The Petersen Shameless is a terrific California red blend that most of us can’t buy – thank you, three-tier system
Today, on the day before Independence Day, the blog offers a wine of the week that most of us can’t buy, the Peterson Shameless. That’s because the three-tier system’s stranglehold on consumers deprives us of the independence to buy the wines we want, like the Shameless. Instead, we’re forced to buy the wines the second tier – the wholesalers – decide we can buy.
The Peterson Shameless ($15, sample, 14.2%) is a non-vintage red blend from California. It’s a field blend, where the grapes change with each bottling depending on what’s available and what fits the winemaker’s mood. In the fifth edition, that means nine grapes, though about one-half are barbera. The result is ripe red fruit (cherry and a sort of tart berry thing) that leads to a rich, almost soft mouth feel and wonderfully creamy tannins.
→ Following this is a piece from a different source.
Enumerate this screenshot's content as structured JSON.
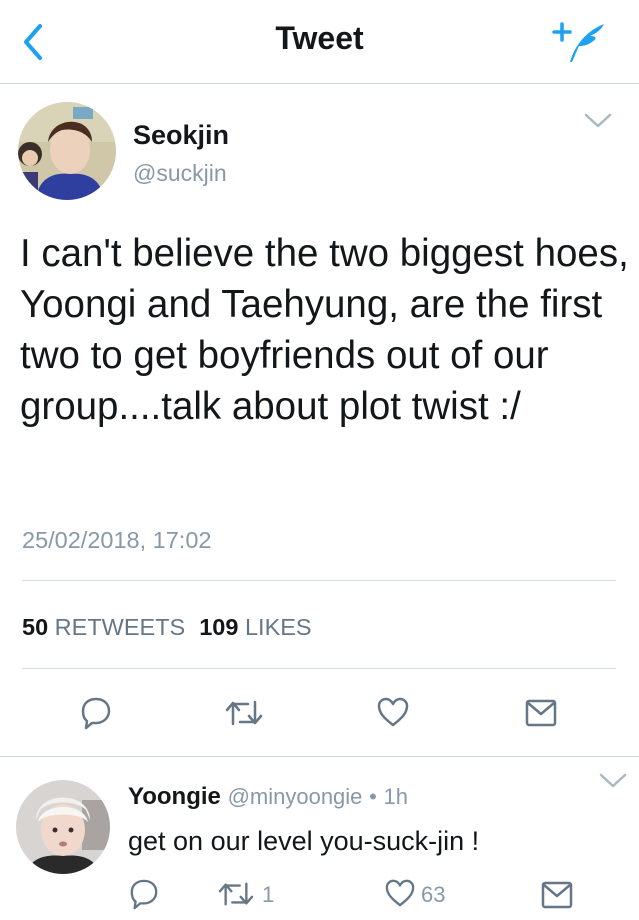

It’s a terroir driven wine, something that is difficult to find at this price in California, and quite enjoyable (and especially for people who like this style).
And, unfortunately, difficult to buy even though it screams July 4 barbecues. That’s because Peterson is a small winery and doesn’t make enough of the Shameless to interest one of the mega-distributors that dominate the market. Hence, no clout to get on store shelves and probably not available outside of parts of California. Yes, you can buy it from the winery, but only if your state allows direct shipping – and most still don’t.
Call this post the Wine Curmudgeon’s contribution to the on-going debate about the the three-tier system. Yes, progress was made last week, but we still have a long way to go – as the Peterson Shameless demonstrates.